"Cuando un naturalista se enamora de la naturaleza, ya nunca tendrá suficiente"

Sir David Attenborough

domingo, 12 de septiembre de 2010

Perico ligero y su antepasado gigante

Normalmente suponemos que las cualidades de las que suele dotar la carrera evolutiva a una especie para su supervivencia son velocidad, agilidad, fuerza, inteligencia, etc.,... Pero en las selvas sudamericanas existe una especie que ha ignorado totalmente esta suposición y ha evolucionado en dirección contraria, haciendo de la lentitud y ausencia de actividad su estrategia de supervivencia. Cuando los conquistadores españoles se encontraron con este insólito animal lo bautizaron - resulta obvio que de forma irónica- con el nombre de Perico ligero, con el que aún se le conoce en gran parte de su área de distribución y poco después los biólogos europeos lo llamaron perezoso.

Perezoso con su cría.

Para entender hasta qué punto le es eficaz al perezoso su extremada falta de movilidad y su aparente indolencia, nada como observarlo en su hábitat, las altas copas de las cecropias de cuyos brotes se alimenta. Su inmovilidad le hace pasar casi totalmente inadvertido y una vez localizado tan sólo se advierte lo que parece una masa informe e inmóvil de materia vegetal. A aumentar esa sensación le ayuda su largo pelaje en el que crecen algas y cianobacterias que le otorgan un color pardo verduzco y entre el que crían varias especies de polillas especializadas en tan peculiar hábitat.
Con sus grandes uñas se aferra a las ramas por las que se desplaza lentamente, tan lentamente que sus movimientos pasan desapercibidos a los predadores, que sólo suelen percibir los movimientos rápidos. Se trata del vertebrado superior más lento del mundo y toda su actividad se centra en cinco horas diarias, durmiendo las diecinueve restantes. Su digestión dura más de un mes y otro dato que evidencia su lento metabolismo es, además, un fenómeno único entre los mamíferos: Mientras el resto de mamíferos poseemos la capacidad de autorregular nuestra temperatura corporal para manenera dentro de unos estrechos márgenes vitales, el perezoso puede variar su temperatura corporal en función de la ambiental, pudiendo situarse entre los 24 y 33 grados centígrados.

Pero no todos los miembros de la familia podían pasar tan desapercibidos. Hasta hace 8.000 años por las tierras sudamericanas deambulaba otro tipo de perezosos, los Megaterios, que al contrario que sus parientes actuales - totalmente arborícolas- eran terrestres y que alcanzaban el tamaño de un elefante, llegando a los seis metros de altura cuando se erguían en posición bípeda. Al igual que otras muchas especies sudamericanas, los gigantescos megaterios se extinguieron con la llegada del hombre al subcontinente. Los primeros restos de esta especie fueron descubiertos por Darwin en Argentina y recompuestos en el Museo de Ciencas Naturales de Madrid, donde aún se exponen.

Esqueleto reconstruído de Megatherium americanum, localizado por Darwin y expuesto en el Museo de Ciencias Naturales de Madrid

Curiosamente, en distintas etinas amazónicas existe el mito del Mapinguari, ser con la forma de un perezoso gigante que se desplaza por los enclaves más recónditos en las que ejerce de guardián de la selva.
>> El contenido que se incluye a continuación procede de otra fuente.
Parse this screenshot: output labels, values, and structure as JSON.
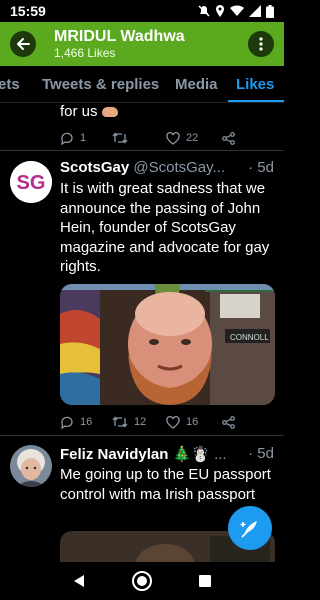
{
  "status": {
    "time": "15:59"
  },
  "header": {
    "title": "MRIDUL Wadhwa",
    "subtitle": "1,466 Likes"
  },
  "tabs": [
    {
      "label": "ets"
    },
    {
      "label": "Tweets & replies"
    },
    {
      "label": "Media"
    },
    {
      "label": "Likes",
      "active": true
    }
  ],
  "prev_tweet": {
    "text": "for us",
    "reply": "1",
    "retweet": "",
    "like": "22"
  },
  "tweet1": {
    "avatar_text": "SG",
    "name": "ScotsGay",
    "handle": "@ScotsGay...",
    "time": "· 5d",
    "text": "It is with great sadness that we announce the passing of John Hein, founder of ScotsGay magazine and advocate for gay rights.",
    "sign_text": "CONNOLL",
    "reply": "16",
    "retweet": "12",
    "like": "16"
  },
  "tweet2": {
    "name": "Feliz Navidylan 🎄☃️",
    "handle": "...",
    "time": "· 5d",
    "text": "Me going up to the EU passport control with ma Irish passport"
  },
  "colors": {
    "accent": "#1d9bf0",
    "header": "#5aa91e",
    "muted": "#8b98a5"
  }
}
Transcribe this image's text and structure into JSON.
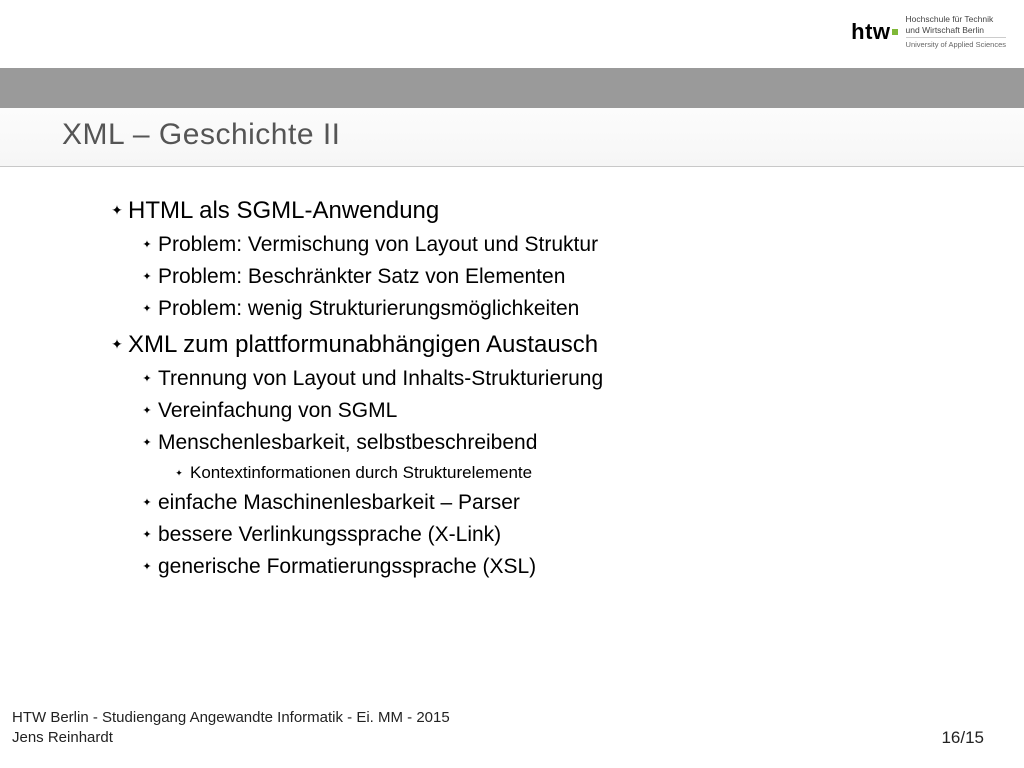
{
  "header": {
    "logo_main": "htw",
    "logo_line1": "Hochschule für Technik",
    "logo_line2": "und Wirtschaft Berlin",
    "logo_sub": "University of Applied Sciences"
  },
  "title": "XML – Geschichte II",
  "items": {
    "a": "HTML als SGML-Anwendung",
    "a1": "Problem: Vermischung von Layout und Struktur",
    "a2": "Problem: Beschränkter Satz von Elementen",
    "a3": "Problem: wenig Strukturierungsmöglichkeiten",
    "b": "XML zum plattformunabhängigen Austausch",
    "b1": "Trennung von Layout und Inhalts-Strukturierung",
    "b2": "Vereinfachung von SGML",
    "b3": "Menschenlesbarkeit, selbstbeschreibend",
    "b3a": "Kontextinformationen durch Strukturelemente",
    "b4": "einfache Maschinenlesbarkeit – Parser",
    "b5": "bessere Verlinkungssprache (X-Link)",
    "b6": "generische Formatierungssprache (XSL)"
  },
  "footer": {
    "line1": "HTW Berlin - Studiengang Angewandte Informatik - Ei. MM - 2015",
    "line2": "Jens Reinhardt",
    "page": "16/15"
  }
}
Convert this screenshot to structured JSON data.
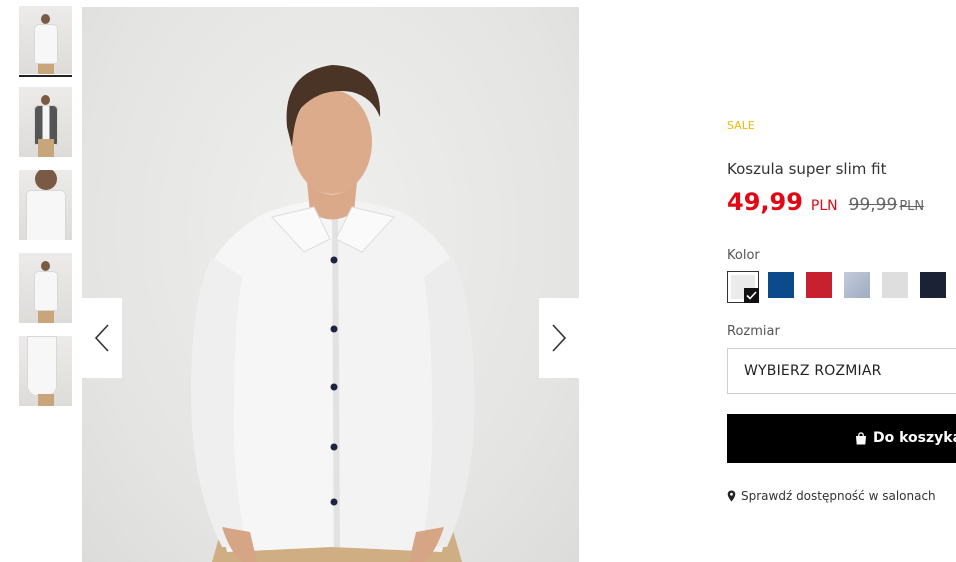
{
  "thumbnails": [
    {
      "alt": "front",
      "variant": "front"
    },
    {
      "alt": "full outfit",
      "variant": "blazer"
    },
    {
      "alt": "collar close-up",
      "variant": "close"
    },
    {
      "alt": "back",
      "variant": "front"
    },
    {
      "alt": "cuff detail",
      "variant": "arm"
    }
  ],
  "gallery": {
    "prev_icon": "chevron-left-icon",
    "next_icon": "chevron-right-icon"
  },
  "product": {
    "badge": "SALE",
    "title": "Koszula super slim fit",
    "price": "49,99",
    "currency": "PLN",
    "old_price": "99,99",
    "old_currency": "PLN"
  },
  "color": {
    "label": "Kolor",
    "options": [
      {
        "hex": "#ebebeb",
        "selected": true
      },
      {
        "hex": "#0b4a8b",
        "selected": false
      },
      {
        "hex": "#c7202f",
        "selected": false
      },
      {
        "hex": "#aab7cc",
        "selected": false
      },
      {
        "hex": "#dedede",
        "selected": false
      },
      {
        "hex": "#1b2236",
        "selected": false
      }
    ]
  },
  "size": {
    "label": "Rozmiar",
    "placeholder": "WYBIERZ ROZMIAR"
  },
  "cart": {
    "label": "Do koszyka",
    "icon": "shopping-bag-icon"
  },
  "availability": {
    "label": "Sprawdź dostępność w salonach",
    "icon": "location-pin-icon"
  },
  "colors": {
    "sale": "#f2b705",
    "price": "#e30613",
    "button": "#000000"
  }
}
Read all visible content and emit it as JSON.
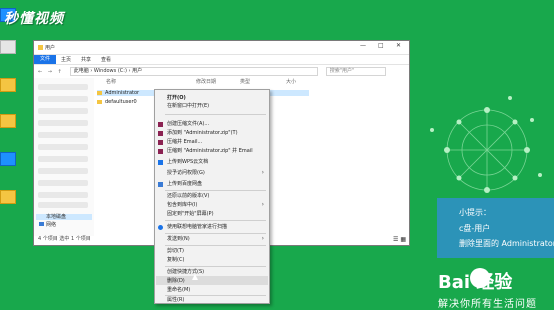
{
  "watermark": "秒懂视频",
  "window": {
    "title": "用户",
    "controls": [
      "—",
      "□",
      "✕"
    ],
    "ribbon": {
      "file": "文件",
      "tabs": [
        "主页",
        "共享",
        "查看"
      ]
    },
    "nav_arrows": "← → ↑",
    "address": "此电脑 › Windows (C:) › 用户",
    "search_placeholder": "搜索\"用户\"",
    "columns": [
      "名称",
      "修改日期",
      "类型",
      "大小"
    ],
    "files": [
      {
        "name": "Administrator",
        "selected": true
      },
      {
        "name": "defaultuser0",
        "selected": false
      }
    ],
    "nav_network": "网络",
    "nav_drive": "本地磁盘",
    "status": "4 个项目   选中 1 个项目",
    "view_buttons": "☰ ▦"
  },
  "context_menu": {
    "items": [
      {
        "label": "打开(O)",
        "bold": true,
        "icon": "none"
      },
      {
        "label": "在新窗口中打开(E)",
        "icon": "none"
      },
      {
        "label": "创建压缩文件(A)...",
        "icon": "winrar-icon"
      },
      {
        "label": "添加到 \"Administrator.zip\"(T)",
        "icon": "winrar-icon"
      },
      {
        "label": "压缩并 Email...",
        "icon": "winrar-icon"
      },
      {
        "label": "压缩到 \"Administrator.zip\" 并 Email",
        "icon": "winrar-icon"
      },
      {
        "label": "上传到WPS云文档",
        "icon": "wps-cloud-icon"
      },
      {
        "label": "授予访问权限(G)",
        "icon": "none",
        "submenu": true
      },
      {
        "label": "上传到百度网盘",
        "icon": "baidu-netdisk-icon"
      },
      {
        "label": "还原以前的版本(V)",
        "icon": "none"
      },
      {
        "label": "包含到库中(I)",
        "icon": "none",
        "submenu": true
      },
      {
        "label": "固定到\"开始\"屏幕(P)",
        "icon": "none"
      },
      {
        "label": "使用联想电脑管家进行扫描",
        "icon": "shield-icon"
      },
      {
        "label": "发送到(N)",
        "icon": "none",
        "submenu": true
      },
      {
        "label": "剪切(T)",
        "icon": "none"
      },
      {
        "label": "复制(C)",
        "icon": "none"
      },
      {
        "label": "创建快捷方式(S)",
        "icon": "none"
      },
      {
        "label": "删除(D)",
        "icon": "none",
        "highlighted": true
      },
      {
        "label": "重命名(M)",
        "icon": "none"
      },
      {
        "label": "属性(R)",
        "icon": "none"
      }
    ]
  },
  "tip": {
    "title": "小提示：",
    "line1": "c盘-用户",
    "line2": "删除里面的 Administrator"
  },
  "brand": {
    "logo": "Bai 经验",
    "slogan": "解决你所有生活问题"
  }
}
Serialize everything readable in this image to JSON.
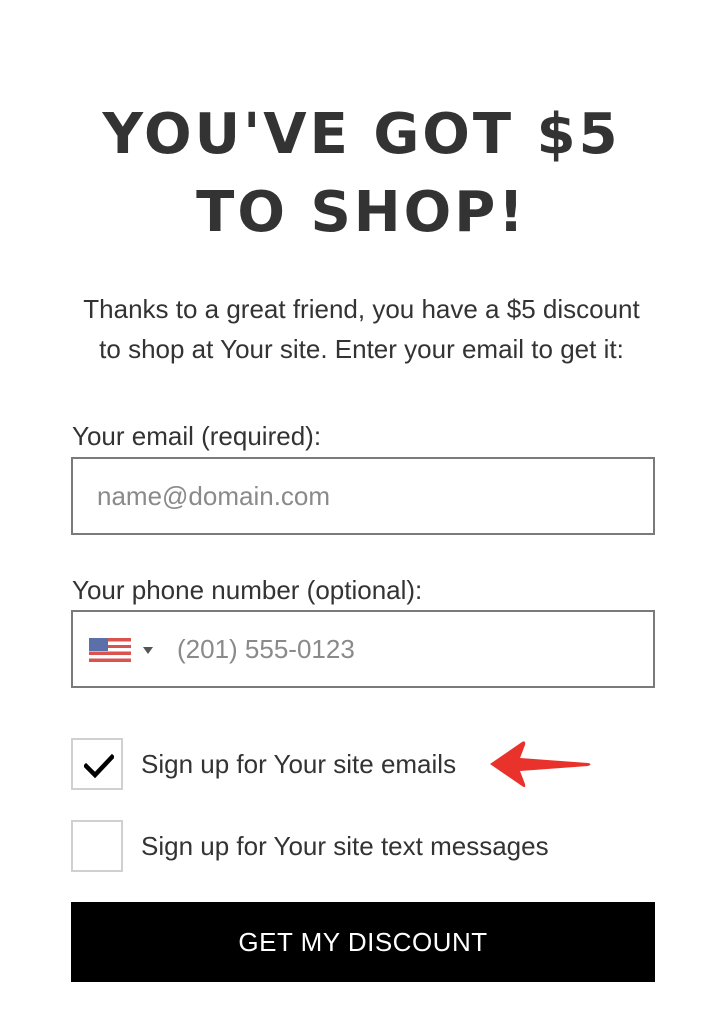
{
  "headline": {
    "line1": "YOU'VE GOT $5",
    "line2": "TO SHOP!"
  },
  "intro": {
    "line1": "Thanks to a great friend, you have a $5 discount",
    "line2": "to shop at Your site. Enter your email to get it:"
  },
  "email": {
    "label": "Your email (required):",
    "placeholder": "name@domain.com",
    "value": ""
  },
  "phone": {
    "label": "Your phone number (optional):",
    "placeholder": "(201) 555-0123",
    "value": "",
    "country_flag_icon": "us-flag-icon"
  },
  "checkboxes": [
    {
      "label": "Sign up for Your site emails",
      "checked": true
    },
    {
      "label": "Sign up for Your site text messages",
      "checked": false
    }
  ],
  "annotation": {
    "arrow_icon": "red-arrow-icon",
    "arrow_color": "#e8322b"
  },
  "submit": {
    "label": "GET MY DISCOUNT",
    "background": "#000000",
    "color": "#ffffff"
  }
}
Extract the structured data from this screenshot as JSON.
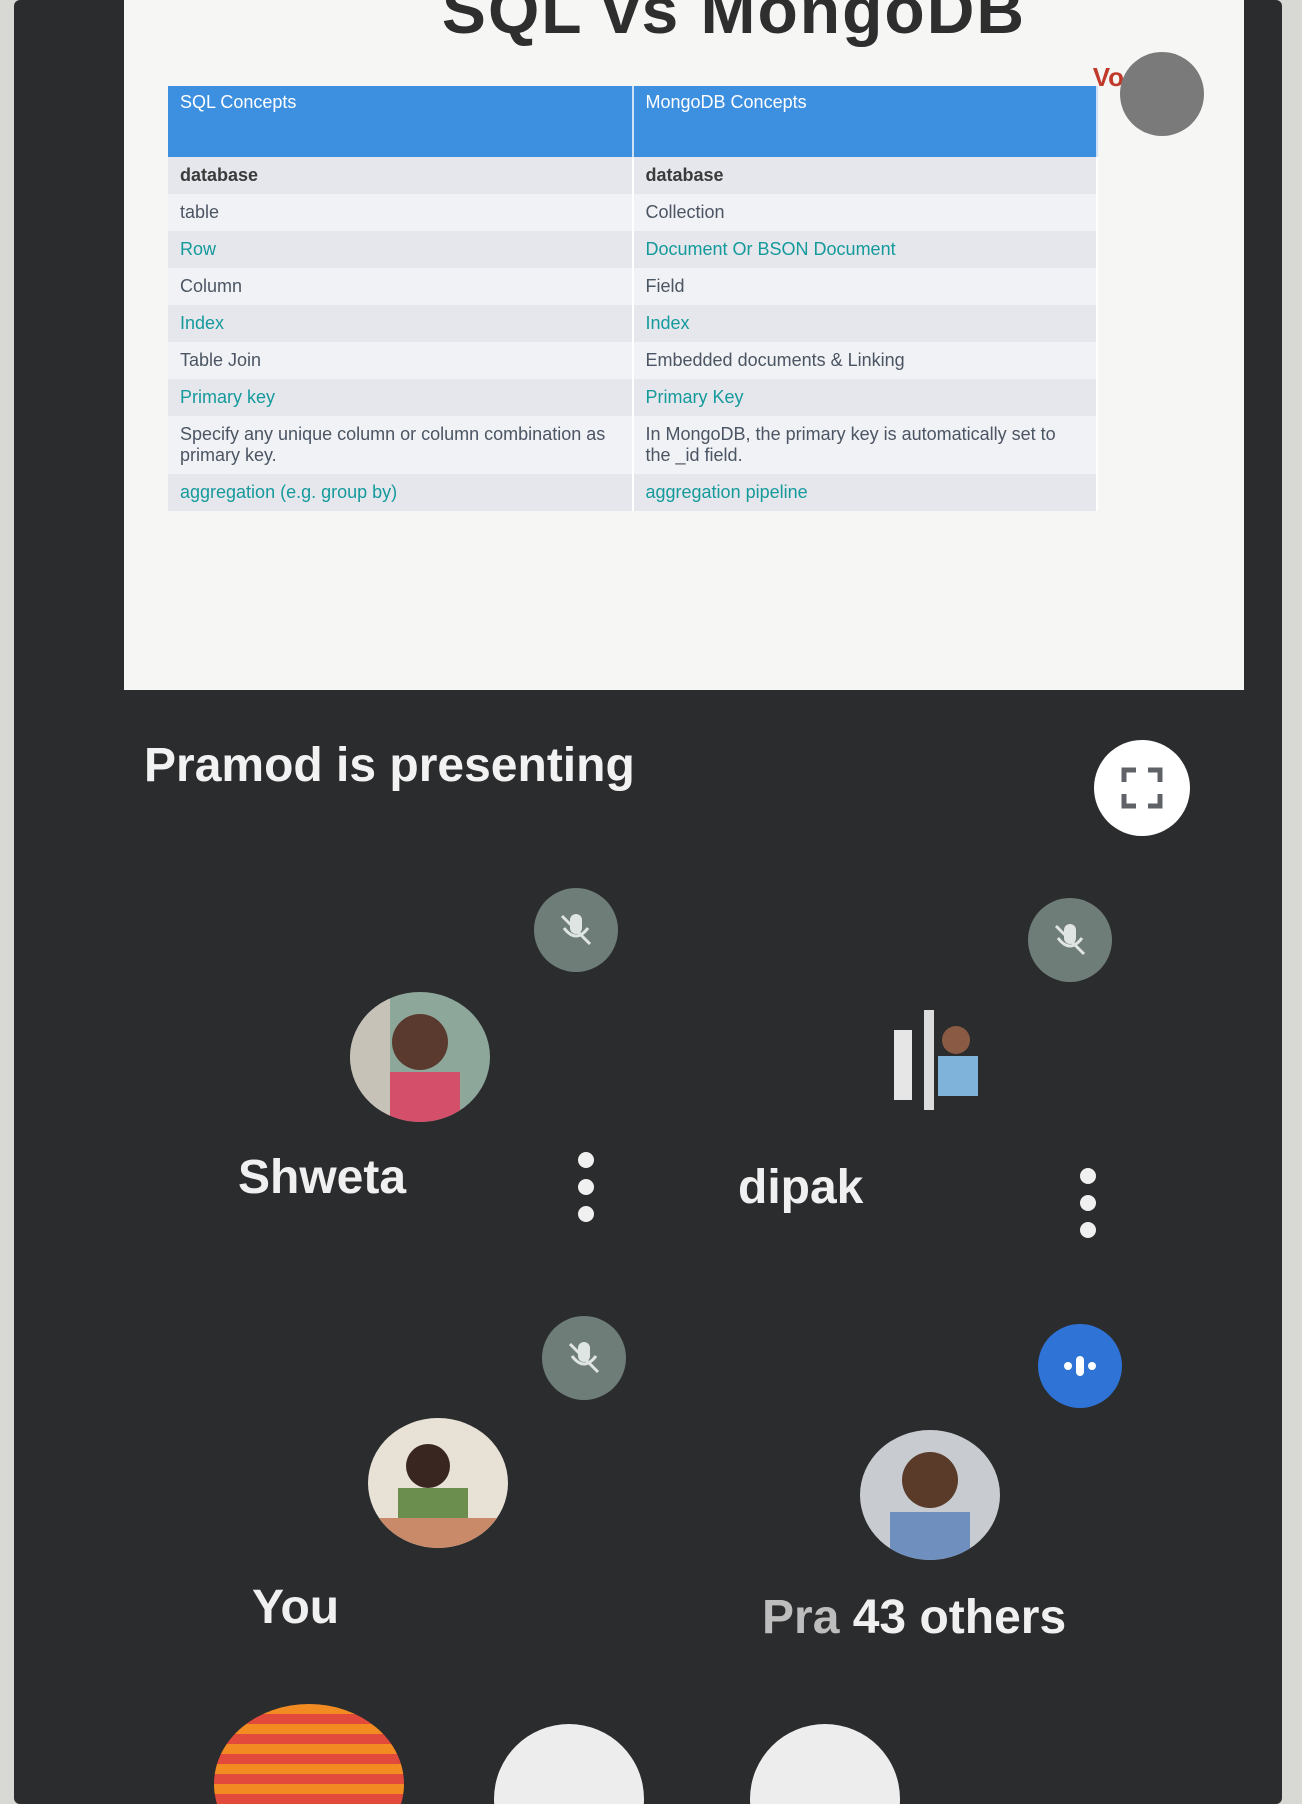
{
  "slide": {
    "heading": "SQL vs MongoDB",
    "logo_text": "Vo",
    "columns": [
      "SQL Concepts",
      "MongoDB Concepts"
    ],
    "rows": [
      [
        "database",
        "database"
      ],
      [
        "table",
        "Collection"
      ],
      [
        "Row",
        "Document Or BSON Document"
      ],
      [
        "Column",
        "Field"
      ],
      [
        "Index",
        "Index"
      ],
      [
        "Table Join",
        "Embedded documents & Linking"
      ],
      [
        "Primary key",
        "Primary Key"
      ],
      [
        "Specify any unique column or column combination as primary key.",
        "In MongoDB, the primary key is automatically set to the _id field."
      ],
      [
        "aggregation (e.g. group by)",
        "aggregation pipeline"
      ]
    ]
  },
  "presenter_banner": "Pramod is presenting",
  "participants": [
    {
      "name": "Shweta",
      "mic": "muted-mic-icon"
    },
    {
      "name": "dipak",
      "mic": "muted-mic-icon"
    },
    {
      "name": "You",
      "mic": "muted-mic-icon"
    },
    {
      "name": "Pra",
      "mic": "speaking-icon"
    }
  ],
  "others_label": "43 others",
  "colors": {
    "background": "#2b2c2e",
    "table_header": "#3d8fe0",
    "muted_badge": "#6f7d78",
    "speaking_badge": "#2f73d6"
  }
}
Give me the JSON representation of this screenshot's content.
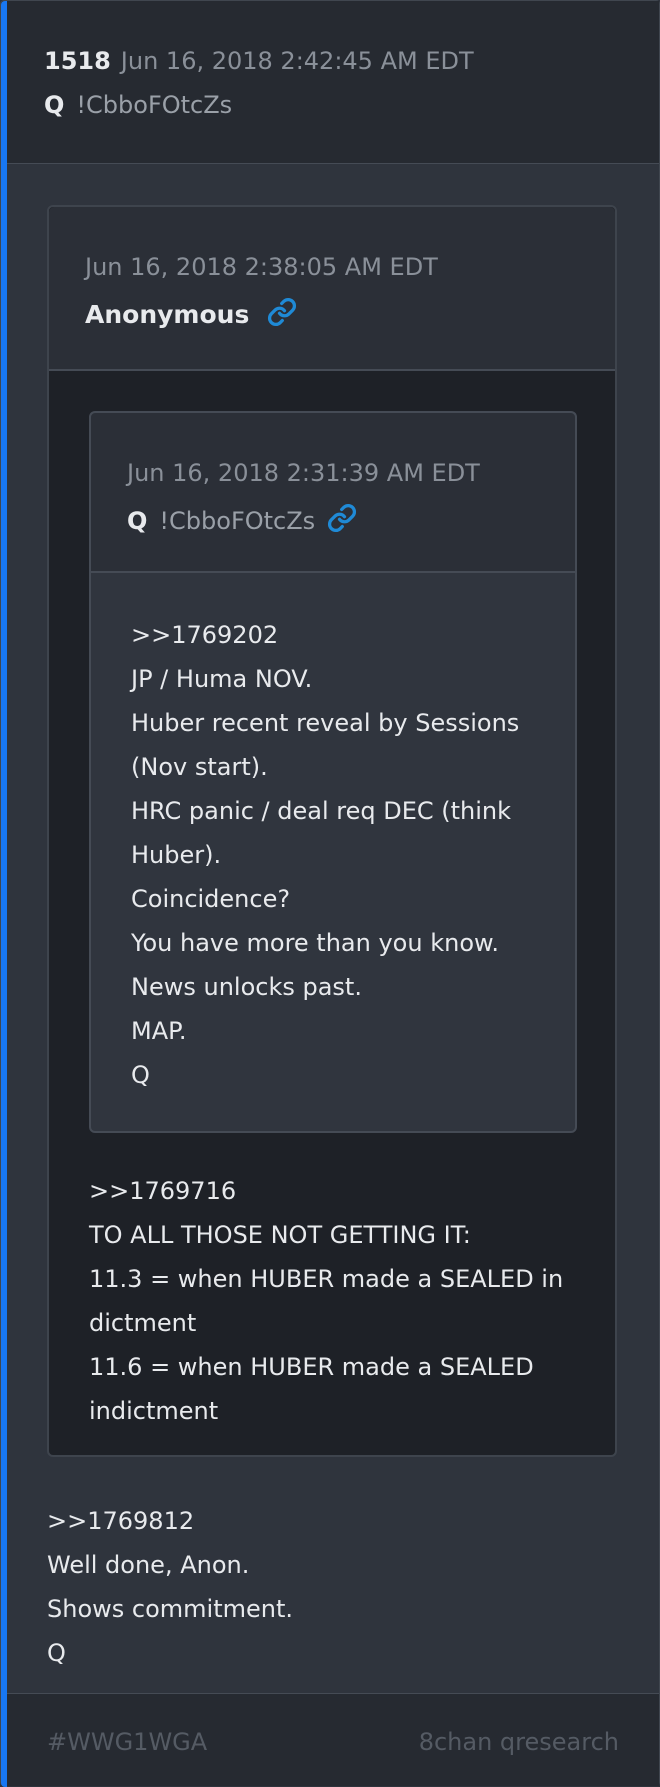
{
  "post": {
    "number": "1518",
    "date": "Jun 16, 2018 2:42:45 AM EDT",
    "author": "Q",
    "tripcode": "!CbboFOtcZs"
  },
  "quoted_post": {
    "date": "Jun 16, 2018 2:38:05 AM EDT",
    "author": "Anonymous",
    "link_icon": "link-icon",
    "body": [
      ">>1769716",
      "TO ALL THOSE NOT GETTING IT:",
      "11.3 = when HUBER made a SEALED in",
      "dictment",
      "11.6 = when HUBER made a SEALED",
      "indictment"
    ],
    "nested_quote": {
      "date": "Jun 16, 2018 2:31:39 AM EDT",
      "author": "Q",
      "tripcode": "!CbboFOtcZs",
      "link_icon": "link-icon",
      "body": [
        ">>1769202",
        "JP / Huma NOV.",
        "Huber recent reveal by Sessions",
        "(Nov start).",
        "HRC panic / deal req DEC (think",
        "Huber).",
        "Coincidence?",
        "You have more than you know.",
        "News unlocks past.",
        "MAP.",
        "Q"
      ]
    }
  },
  "body": [
    ">>1769812",
    "Well done, Anon.",
    "Shows commitment.",
    "Q"
  ],
  "footer": {
    "hashtag": "#WWG1WGA",
    "board": "8chan qresearch"
  },
  "colors": {
    "accent": "#1877f2",
    "link": "#1f8ad6",
    "background": "#2f343d",
    "header": "#262a31",
    "quote_dark": "#1e2127"
  }
}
Los amantes de la criptozoología han encontrado en estos mitos la prueba de la supuesta existencia de supervivientes por descubrir del género extinto de perezosos. Los antropólogos y zoólogos en cambio, los interpretan como restos de tradiciones antiquísimas originadas cuando los antepasados de estas comunidades indígenas convivieron con estos formidables animales.









2 comentarios:

  1. permitame ilustrarlo,se trata de osos perezosos terrestres del genero megalonyx wheatlejy,con 3 metros y 500 kilos.lo puedo asegurar ya que los he visto personalmente.
    puedes visitar mi blog informativo
    www.luisjorgesalinas.blogspot.com
    interesante tema,saludos

    ResponderEliminar
  2. Los animales de la primera foto pertenecen a la especie Choloepus didactylus y el esqueleto de la segunda a Megatherium americanum. Tengo entendido que los megalonyx a los que te refieres están extinguidos desde el pleistoceno, pero sería maravilloso que algún día alguien redescubriese al perezoso terrestre gigante. Tras entrar en tu blog veo que ya andas tras la pista. Aunque, discúlpame Luis, soy un poco escéptico con ese tipo de cosas me parece fascinante el trabajo de investigación que llevas a cabo.